Our findings of high specificities of the RDTs were in line with other similar research results (97.6–100%)4,11,20. It might imply that rapid antigen tests have a very low likelihood of producing false positive results and that a subject who receives a negative test is very likely to be negative for SARS-CoV-2. However, a report of a lower specificity for STANDARD Q (81%)7 compared to our result, may be caused by cross-reacting antibodies from prior infections or the test’s performance being impacted by the environmental conditions under which the test was performed.

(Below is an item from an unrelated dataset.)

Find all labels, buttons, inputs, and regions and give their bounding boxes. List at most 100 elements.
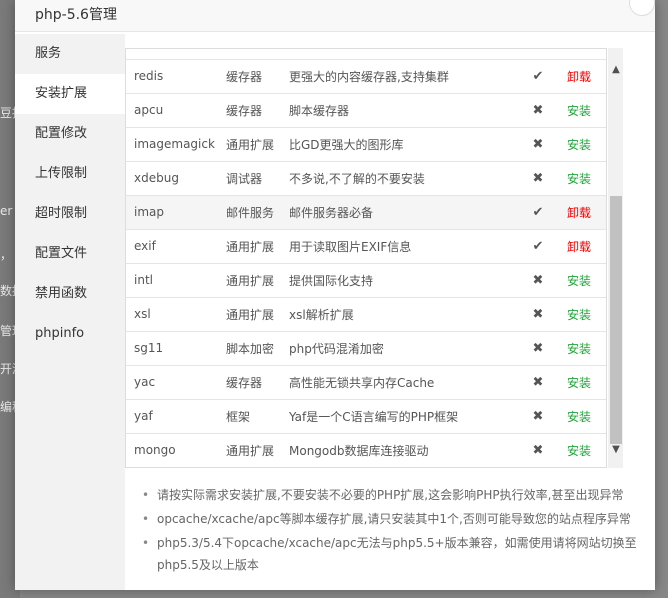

Diagnostic tests with a high positive predictive value would be essential to assist efforts in reducing the risk of transmission of infection9. Both of the Ag-RDTs used in this study had positive predictive values of 98.9%, indicating that individuals who test positive via the Ag-RDTs are very likely to be infected with the SARS-CoV-2 virus. Thus, the use of Ag-RDTs might make diagnostics more accessible, especially in countries with limited resources, and make it easier to undertake mass screening for COVID-19.

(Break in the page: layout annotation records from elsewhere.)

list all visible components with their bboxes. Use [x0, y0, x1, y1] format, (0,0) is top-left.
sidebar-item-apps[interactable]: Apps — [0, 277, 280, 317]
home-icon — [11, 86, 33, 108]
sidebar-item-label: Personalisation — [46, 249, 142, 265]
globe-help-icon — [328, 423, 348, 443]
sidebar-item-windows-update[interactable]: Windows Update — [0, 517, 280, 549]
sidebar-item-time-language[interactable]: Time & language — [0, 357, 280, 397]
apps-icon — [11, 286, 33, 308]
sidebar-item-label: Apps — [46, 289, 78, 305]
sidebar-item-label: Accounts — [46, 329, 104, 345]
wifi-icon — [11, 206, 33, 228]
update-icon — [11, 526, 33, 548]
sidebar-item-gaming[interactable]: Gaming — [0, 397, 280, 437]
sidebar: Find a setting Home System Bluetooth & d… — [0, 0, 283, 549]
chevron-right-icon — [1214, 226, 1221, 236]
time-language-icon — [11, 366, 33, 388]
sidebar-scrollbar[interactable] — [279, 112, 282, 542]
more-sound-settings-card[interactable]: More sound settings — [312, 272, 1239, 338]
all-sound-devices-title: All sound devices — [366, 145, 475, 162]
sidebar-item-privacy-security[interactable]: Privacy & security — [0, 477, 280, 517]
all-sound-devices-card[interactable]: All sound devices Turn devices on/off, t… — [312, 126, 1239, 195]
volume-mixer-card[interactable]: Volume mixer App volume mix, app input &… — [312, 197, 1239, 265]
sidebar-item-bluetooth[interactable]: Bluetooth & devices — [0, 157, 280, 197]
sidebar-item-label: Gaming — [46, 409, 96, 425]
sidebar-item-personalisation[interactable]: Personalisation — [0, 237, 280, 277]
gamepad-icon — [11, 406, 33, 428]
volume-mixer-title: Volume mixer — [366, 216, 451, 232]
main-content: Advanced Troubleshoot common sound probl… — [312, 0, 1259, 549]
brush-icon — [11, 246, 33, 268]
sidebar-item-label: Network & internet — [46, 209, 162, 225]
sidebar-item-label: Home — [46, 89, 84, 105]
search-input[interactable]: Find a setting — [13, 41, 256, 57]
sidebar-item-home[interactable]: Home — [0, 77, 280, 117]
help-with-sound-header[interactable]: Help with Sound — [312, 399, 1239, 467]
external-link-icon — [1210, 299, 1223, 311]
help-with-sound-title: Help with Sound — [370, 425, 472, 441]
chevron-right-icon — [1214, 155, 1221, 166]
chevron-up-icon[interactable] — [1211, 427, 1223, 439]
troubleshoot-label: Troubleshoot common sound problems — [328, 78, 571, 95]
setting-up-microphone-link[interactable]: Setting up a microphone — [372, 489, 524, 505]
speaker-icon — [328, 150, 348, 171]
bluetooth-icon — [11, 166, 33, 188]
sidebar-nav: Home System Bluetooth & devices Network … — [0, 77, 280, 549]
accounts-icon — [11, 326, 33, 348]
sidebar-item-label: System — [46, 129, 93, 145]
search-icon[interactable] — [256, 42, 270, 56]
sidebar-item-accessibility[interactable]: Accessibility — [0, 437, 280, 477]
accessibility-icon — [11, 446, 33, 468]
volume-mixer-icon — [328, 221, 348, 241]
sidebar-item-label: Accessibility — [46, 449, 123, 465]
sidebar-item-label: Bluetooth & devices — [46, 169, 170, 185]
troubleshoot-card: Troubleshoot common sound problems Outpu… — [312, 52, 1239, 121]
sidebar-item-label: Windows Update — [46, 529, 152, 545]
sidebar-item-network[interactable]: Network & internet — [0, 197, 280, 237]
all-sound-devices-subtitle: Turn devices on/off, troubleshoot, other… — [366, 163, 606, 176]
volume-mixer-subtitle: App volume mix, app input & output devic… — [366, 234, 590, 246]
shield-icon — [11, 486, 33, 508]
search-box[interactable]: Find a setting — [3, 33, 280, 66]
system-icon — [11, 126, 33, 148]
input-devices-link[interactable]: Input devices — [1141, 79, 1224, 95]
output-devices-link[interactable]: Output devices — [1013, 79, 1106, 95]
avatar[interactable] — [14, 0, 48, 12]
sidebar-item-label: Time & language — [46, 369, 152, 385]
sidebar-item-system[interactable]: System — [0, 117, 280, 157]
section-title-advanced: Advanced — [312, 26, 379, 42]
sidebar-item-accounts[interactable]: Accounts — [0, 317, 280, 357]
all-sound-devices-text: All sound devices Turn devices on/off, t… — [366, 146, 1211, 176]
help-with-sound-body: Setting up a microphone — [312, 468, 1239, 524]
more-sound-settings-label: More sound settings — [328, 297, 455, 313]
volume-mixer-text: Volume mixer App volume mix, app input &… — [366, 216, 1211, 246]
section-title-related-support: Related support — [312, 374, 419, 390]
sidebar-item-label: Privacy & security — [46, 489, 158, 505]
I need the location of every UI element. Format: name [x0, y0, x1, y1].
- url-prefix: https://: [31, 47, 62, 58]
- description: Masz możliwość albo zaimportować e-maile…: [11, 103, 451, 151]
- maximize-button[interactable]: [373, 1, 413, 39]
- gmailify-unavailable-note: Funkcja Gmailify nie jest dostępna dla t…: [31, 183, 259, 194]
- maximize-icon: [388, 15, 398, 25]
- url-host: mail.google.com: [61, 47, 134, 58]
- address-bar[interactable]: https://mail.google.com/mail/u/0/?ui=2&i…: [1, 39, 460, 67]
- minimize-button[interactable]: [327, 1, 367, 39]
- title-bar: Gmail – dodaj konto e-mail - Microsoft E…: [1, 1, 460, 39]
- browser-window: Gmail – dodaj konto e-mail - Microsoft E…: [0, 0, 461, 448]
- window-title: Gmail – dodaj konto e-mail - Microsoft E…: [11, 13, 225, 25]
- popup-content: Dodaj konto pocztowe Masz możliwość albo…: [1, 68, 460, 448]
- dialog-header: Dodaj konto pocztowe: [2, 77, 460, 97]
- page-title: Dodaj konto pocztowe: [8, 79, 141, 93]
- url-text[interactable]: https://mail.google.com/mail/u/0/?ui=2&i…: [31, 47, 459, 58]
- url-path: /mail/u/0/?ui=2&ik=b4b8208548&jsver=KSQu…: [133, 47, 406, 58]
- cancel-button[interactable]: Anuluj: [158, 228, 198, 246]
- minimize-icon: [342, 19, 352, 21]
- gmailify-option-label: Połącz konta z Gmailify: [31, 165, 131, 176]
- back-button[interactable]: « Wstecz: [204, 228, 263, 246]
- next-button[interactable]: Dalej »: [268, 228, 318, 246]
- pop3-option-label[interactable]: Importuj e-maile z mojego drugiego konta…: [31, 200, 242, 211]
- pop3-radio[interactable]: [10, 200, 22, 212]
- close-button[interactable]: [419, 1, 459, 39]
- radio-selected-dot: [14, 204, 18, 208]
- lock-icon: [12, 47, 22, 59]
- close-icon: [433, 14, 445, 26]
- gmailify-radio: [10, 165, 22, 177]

To our knowledge, this is the first study evaluating the Panbio and STANDARD Q COVID-19 antigen tests against RT-PCR, providing insight into the performance characteristics of these kits and enabling evidence-based decisions for their potential use in large-scale COVID-19 testing in countries with limited laboratory capacity. However, our study has some limitations. Due to a shortage of the STANDARD Q test kits, we tested a reduced number of negative samples. It would have also been desirable if we had included prospective clinical data. Further, although there were other commercially available RDTs, we only evaluated the performance of two RDTs.

Conclusion

The Panbio and STANDARD Q COVID-19 antigen tests showed excellent performance in detecting the SARS-CoV-2 infected cases and fulfilled the World Health Organization recommendations (≥ 80% sensitivity and ≥ 97% specificity compared to the RT-PCR) for the use of these tests. However, a further investigation with a larger sample size on fresh nasopharyngeal specimens collected at the point of care would be essential to confirm the observed diagnostic performance and integrate them into clinical guidelines.